4. Zero-Share Revert Guard
function deposit(uint256 assets, address receiver) public override returns (uint256 shares) {
shares = previewDeposit(assets);
require(shares > 0, "ZERO_SHARES");
// ...
}
5. Minimum Deposit Threshold
require(assets >= MIN_DEPOSIT, "BELOW_MINIMUM");
6. Slippage Protection on Deposits
function depositWithSlippage(
uint256 assets,
address receiver,
uint256 minSharesOut
) external returns (uint256 shares) {
shares = deposit(assets, receiver);
require(shares >= minSharesOut, "SLIPPAGE");
}
7. Oracle Hardening for Vault Collateral
If your lending protocol accepts ERC-4626 tokens as collateral:
- Use time-weighted exchange rates, not spot rates
- Cap the maximum rate change per block
- Cross-reference against external price feeds
8. Flash Loan Guards
modifier noFlashLoan() {
require(block.number > _lastDepositBlock[msg.sender], "SAME_BLOCK");
_;
}
Testing Checklist
Before deploying any ERC-4626 vault, your test suite should include:
- Fuzz test: random deposit/withdraw sequences with donation interspersed
- Invariant test: totalAssets ≈ sum of all depositor balances (within rounding)
- Edge case: first depositor with 1 wei followed by large donation
- Edge case: empty vault after full withdrawal, then re-deposit
- Flash loan simulation: deposit + donate + withdraw in same tx
- Oracle manipulation: verify price feed behavior under 10× exchange rate change
Tools like Echidna, Medusa, and Foundry's invariant testing are your best friends here.
The Bigger Picture
The sDOLA Llamalend exploit wasn't just about one vault. It exposed a systemic risk: ERC-4626 vaults as DeFi composability primitives create attack surfaces that compound across protocols.
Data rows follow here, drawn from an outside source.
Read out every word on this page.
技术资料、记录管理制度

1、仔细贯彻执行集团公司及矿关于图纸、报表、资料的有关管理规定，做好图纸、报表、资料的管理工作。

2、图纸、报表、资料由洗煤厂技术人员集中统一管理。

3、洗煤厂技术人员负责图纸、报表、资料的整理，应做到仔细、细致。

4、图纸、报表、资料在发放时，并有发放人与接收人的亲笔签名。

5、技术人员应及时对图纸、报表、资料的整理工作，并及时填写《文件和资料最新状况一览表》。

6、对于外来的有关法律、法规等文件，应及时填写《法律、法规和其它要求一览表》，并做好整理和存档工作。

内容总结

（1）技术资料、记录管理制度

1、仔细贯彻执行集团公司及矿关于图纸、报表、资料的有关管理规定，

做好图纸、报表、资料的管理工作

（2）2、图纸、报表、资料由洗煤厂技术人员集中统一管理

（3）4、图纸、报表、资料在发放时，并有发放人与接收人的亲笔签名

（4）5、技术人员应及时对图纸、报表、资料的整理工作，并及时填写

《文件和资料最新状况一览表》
When you use a vault token as collateral in a lending protocol, you're implicitly trusting:
- The vault's share price calculation
- The vault's resistance to donation attacks
- The oracle's ability to distinguish manipulated prices from real ones
- The lending protocol's liquidation engine under extreme price movements
Any weakness in this chain is exploitable. The sDOLA attacker didn't need to break the vault itself — they just needed to wiggle the exchange rate enough to trigger liquidations.
As DeFi composability deepens in 2026, expect more of these cross-protocol exploits. The defense isn't just securing your own contracts — it's understanding the full dependency graph of every token you integrate.
Minimum bar for 2026: Virtual offsets + internal tracking + zero-share revert. If you're not doing at least these three, your vault is a ticking time bomb.